Sam knew. Dean could see it in the way he would look at him when he didn't think Dean was paying attention. In the past few days though, he wasn't as covert in his concern. He took to openly studying Dean for long seconds at a time, whenever he woke up gasping, sweating, pleas forming on his lips. Whenever he drank too much too early and shrugged off Sam's questions in favor of moody silence.
But, it was for the best. It was to protect Sam. It was always to protect Sam. From the second that nursery caught fire, he ceased to be Dean; he was Sam's protector. That's what he did best. And although he might not have been able to stop Sam from dying, he brought him back. It wasn't even a thought to him at the time. Selling his soul to buy back Sam's was instinct. Do whatever you have to to protect your brother, his father would say to him. We're a family, John said, and you don't let family down. Even if it comes at a cost to you. After all, wasn't what that Dean does? He gives of himself over and over, hunting and killing and running in the name of his dead father's mission. So Dean offered the Crossroads Demon only thing he had, the dark and tarnished soul of someone he wasn't even sure was a person anymore.

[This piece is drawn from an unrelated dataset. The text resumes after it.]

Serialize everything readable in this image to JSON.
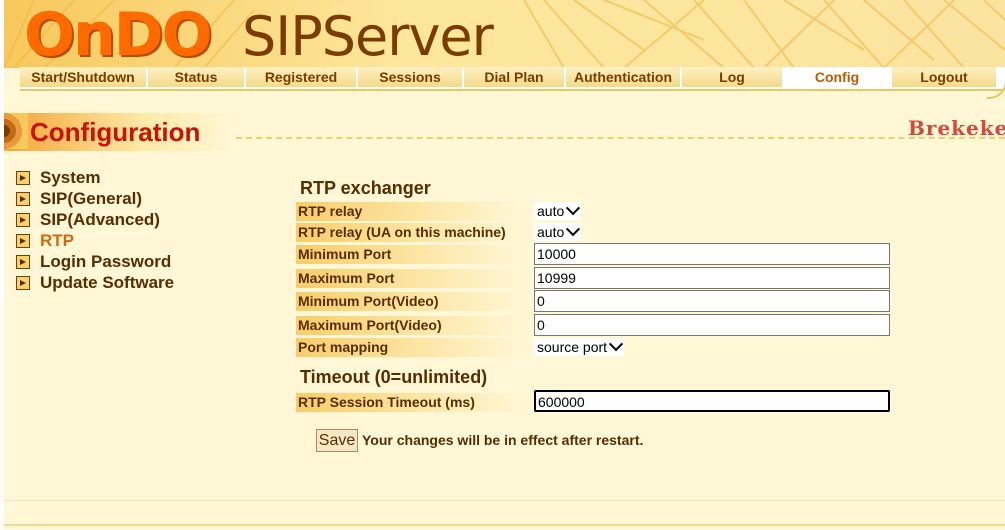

And if he was a person before, he sure as hell wasn't one now. Not after the Pit. Not after those ten years. Dean winced at the memory, then quickly drowned the feeling in three more gulps of whiskey. No, Sammy might know some things, but he could never know this. Dean wouldn't be able to stand the horror and disgust that would stare back at him from his brother's face. His little brother would leave, and Dean would be lost in his weakness, his darkness, no light to reach down and pull him up. Dean wasn't sure he could survive that.

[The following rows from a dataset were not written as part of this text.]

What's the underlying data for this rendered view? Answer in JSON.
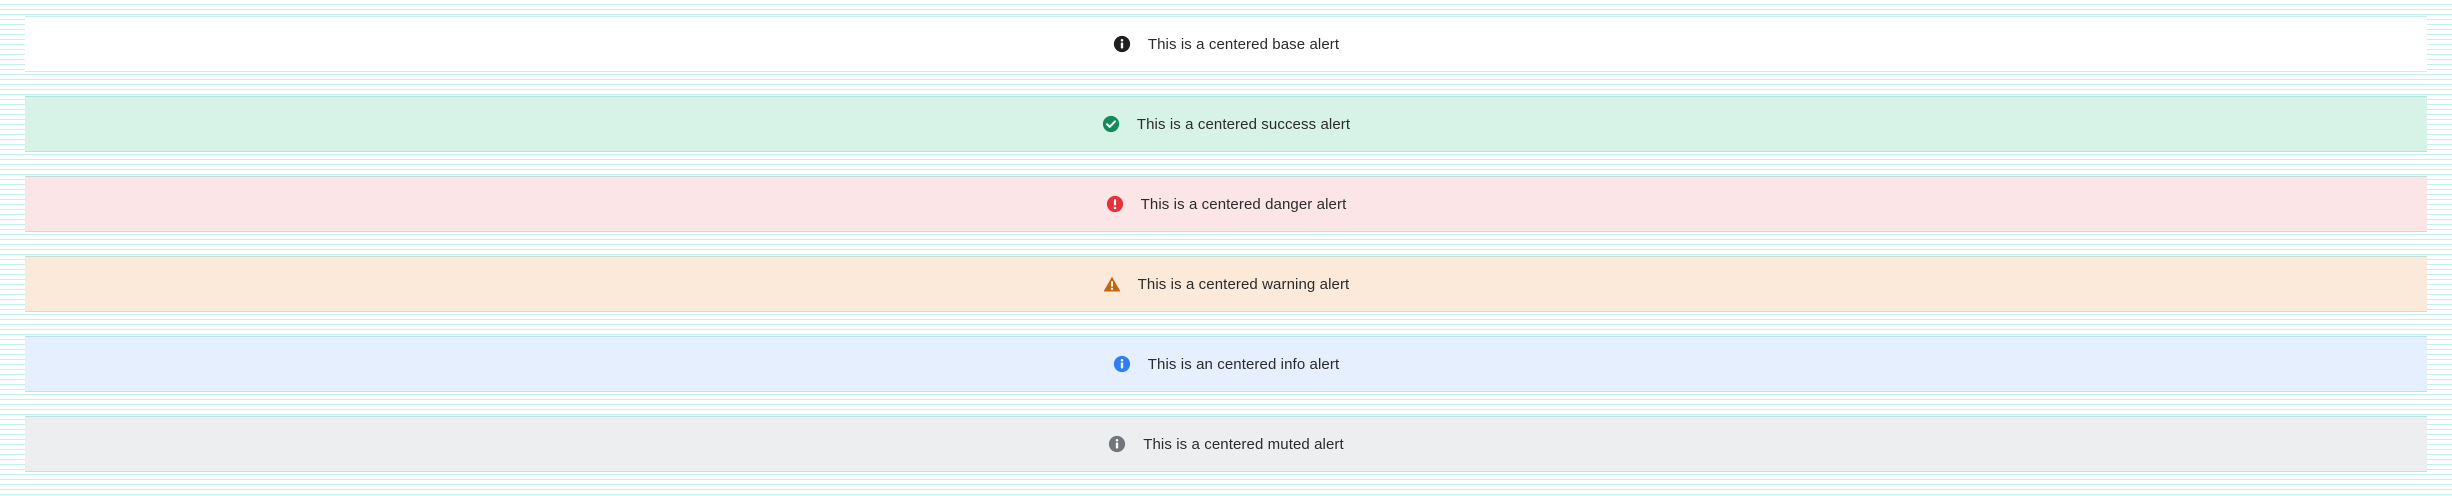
{
  "alerts": [
    {
      "kind": "base",
      "icon": "info-icon",
      "color": "#1f1f1f",
      "text": "This is a centered base alert"
    },
    {
      "kind": "success",
      "icon": "check-circle-icon",
      "color": "#138a5b",
      "text": "This is a centered success alert"
    },
    {
      "kind": "danger",
      "icon": "exclamation-circle-icon",
      "color": "#e5313b",
      "text": "This is a centered danger alert"
    },
    {
      "kind": "warning",
      "icon": "warning-triangle-icon",
      "color": "#c7650c",
      "text": "This is a centered warning alert"
    },
    {
      "kind": "info",
      "icon": "info-icon",
      "color": "#2f7ff0",
      "text": "This is an centered info alert"
    },
    {
      "kind": "muted",
      "icon": "info-icon",
      "color": "#73767a",
      "text": "This is a centered muted alert"
    }
  ]
}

He wished he didn't enjoy it. If the tear of flesh and the warm splash of blood and the wet screams hadn't sent Dean reeling on a wave of pleasure, maybe he wouldn't hate himself just so much. But he would hear those cries and pleas of mercy, begging for far away loved ones to just make it stop, and he wouldn't listen. For ten whole years, he would hear things that came from his own mouth when he was stretched on the rack. But he wouldn't stop, and Alistair would only smile and tell him that he's on his way to greater things. He would never forget the things he did. He wished he could. He wished he could find forgiveness and absolution. Even being rescued from Hell by an angel and told that he has new purpose didn't seem like enough. What did that mean, anyway? Were the angels just using him like his father used him - a malleable tool, a perfect soldier that would march out and take the battlefield if given the order? Well, he was tired of fighting wars and following orders. If he had to be dragged kicking and screaming, he would, but he would not follow some damn god that he didn't believe in and that didn't believe in him. No god would create the world Dean lived in. No god would allow the evil he's seen and the pain he's felt go on. If there was a man upstairs, he was not good and he was not just - he was a damn bastard.

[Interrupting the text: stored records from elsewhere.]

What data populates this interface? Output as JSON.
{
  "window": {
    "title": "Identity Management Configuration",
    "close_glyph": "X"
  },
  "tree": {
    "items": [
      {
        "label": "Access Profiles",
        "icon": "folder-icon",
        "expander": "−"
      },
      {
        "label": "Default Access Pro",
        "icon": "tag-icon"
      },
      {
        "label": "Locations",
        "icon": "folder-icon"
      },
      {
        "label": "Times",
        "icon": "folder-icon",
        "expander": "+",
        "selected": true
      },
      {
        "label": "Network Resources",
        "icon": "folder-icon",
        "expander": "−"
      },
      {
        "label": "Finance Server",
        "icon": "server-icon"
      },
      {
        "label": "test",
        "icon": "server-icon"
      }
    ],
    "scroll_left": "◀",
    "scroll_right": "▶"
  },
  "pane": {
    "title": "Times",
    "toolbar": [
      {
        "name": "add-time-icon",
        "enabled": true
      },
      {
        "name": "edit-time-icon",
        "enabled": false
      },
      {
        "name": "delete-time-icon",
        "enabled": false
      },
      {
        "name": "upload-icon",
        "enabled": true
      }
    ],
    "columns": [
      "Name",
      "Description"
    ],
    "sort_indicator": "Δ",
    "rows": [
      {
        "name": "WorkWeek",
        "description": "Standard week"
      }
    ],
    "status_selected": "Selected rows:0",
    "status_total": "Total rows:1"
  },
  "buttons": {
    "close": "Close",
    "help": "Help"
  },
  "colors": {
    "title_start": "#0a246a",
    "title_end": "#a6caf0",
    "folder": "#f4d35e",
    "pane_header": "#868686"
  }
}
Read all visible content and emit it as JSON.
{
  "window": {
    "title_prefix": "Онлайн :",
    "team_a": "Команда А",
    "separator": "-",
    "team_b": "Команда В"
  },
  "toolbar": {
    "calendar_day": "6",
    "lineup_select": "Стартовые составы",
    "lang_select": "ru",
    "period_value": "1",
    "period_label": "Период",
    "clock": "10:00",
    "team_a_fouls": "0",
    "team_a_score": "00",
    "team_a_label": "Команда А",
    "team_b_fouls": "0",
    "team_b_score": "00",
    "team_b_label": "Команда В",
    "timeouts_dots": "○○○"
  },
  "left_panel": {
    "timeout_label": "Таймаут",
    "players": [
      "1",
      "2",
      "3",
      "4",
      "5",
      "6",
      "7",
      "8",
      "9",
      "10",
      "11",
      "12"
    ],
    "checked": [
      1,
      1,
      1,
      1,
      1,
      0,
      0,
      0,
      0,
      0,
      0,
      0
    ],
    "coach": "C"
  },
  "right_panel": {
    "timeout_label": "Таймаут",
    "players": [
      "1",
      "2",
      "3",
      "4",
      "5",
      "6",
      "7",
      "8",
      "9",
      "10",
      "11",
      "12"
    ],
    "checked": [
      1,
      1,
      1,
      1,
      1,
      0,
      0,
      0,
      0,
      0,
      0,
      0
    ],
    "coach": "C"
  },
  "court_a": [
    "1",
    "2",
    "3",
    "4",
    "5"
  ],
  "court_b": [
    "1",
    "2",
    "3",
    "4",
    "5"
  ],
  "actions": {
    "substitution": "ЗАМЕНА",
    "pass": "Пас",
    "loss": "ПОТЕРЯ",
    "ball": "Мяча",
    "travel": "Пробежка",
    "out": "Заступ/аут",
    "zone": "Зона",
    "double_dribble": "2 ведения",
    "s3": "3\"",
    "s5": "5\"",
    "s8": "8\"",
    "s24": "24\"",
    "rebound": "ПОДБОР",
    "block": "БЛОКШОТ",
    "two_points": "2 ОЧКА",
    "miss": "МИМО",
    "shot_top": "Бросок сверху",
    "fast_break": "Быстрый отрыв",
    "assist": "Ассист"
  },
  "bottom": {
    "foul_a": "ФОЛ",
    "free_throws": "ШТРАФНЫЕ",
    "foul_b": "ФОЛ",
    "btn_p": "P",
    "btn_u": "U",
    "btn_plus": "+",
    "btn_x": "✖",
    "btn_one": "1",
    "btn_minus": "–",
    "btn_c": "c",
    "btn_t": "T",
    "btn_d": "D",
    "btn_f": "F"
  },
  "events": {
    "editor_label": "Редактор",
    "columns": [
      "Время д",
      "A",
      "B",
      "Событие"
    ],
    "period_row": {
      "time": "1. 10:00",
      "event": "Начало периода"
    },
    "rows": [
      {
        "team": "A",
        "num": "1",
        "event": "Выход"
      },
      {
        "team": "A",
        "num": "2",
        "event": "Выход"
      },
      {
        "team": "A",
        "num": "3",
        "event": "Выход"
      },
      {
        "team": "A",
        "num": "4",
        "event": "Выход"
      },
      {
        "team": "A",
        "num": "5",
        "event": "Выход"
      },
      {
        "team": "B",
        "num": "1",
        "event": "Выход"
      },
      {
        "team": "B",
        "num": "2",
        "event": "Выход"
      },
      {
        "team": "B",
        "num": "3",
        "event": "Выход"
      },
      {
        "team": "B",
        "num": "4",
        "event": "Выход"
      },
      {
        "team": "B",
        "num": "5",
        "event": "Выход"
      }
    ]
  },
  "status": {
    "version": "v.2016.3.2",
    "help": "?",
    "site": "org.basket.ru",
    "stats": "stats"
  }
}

Dean pulled himself out of his dark reverie, tipping the bottle back once more before rolling to his feet. The room spun around him, but he ignored the dizziness and the pulse pounding somewhere in the pit of his stomach. His feet led him to the bathroom and he obeyed, the tile cool on his bare toes. The bottle settled on the dingy counter with a dull clink, and Dean reached over to turn on the sink taps, cool water flowing into his cupped palms. It was refreshing against his heated face, once, twice, three times, before he shut the water back off. Bracing himself on his arms against the edge of the counter, he shut his eyes and hung his head. Slowly, almost reluctantly, he looked up, just enough to catch a glimpse of his reflection. He stared, thinking that whatever looked back at him from that parallel world was someone completely different - twisted and dark - and hoped blindly that if he tried hard enough, maybe he could change.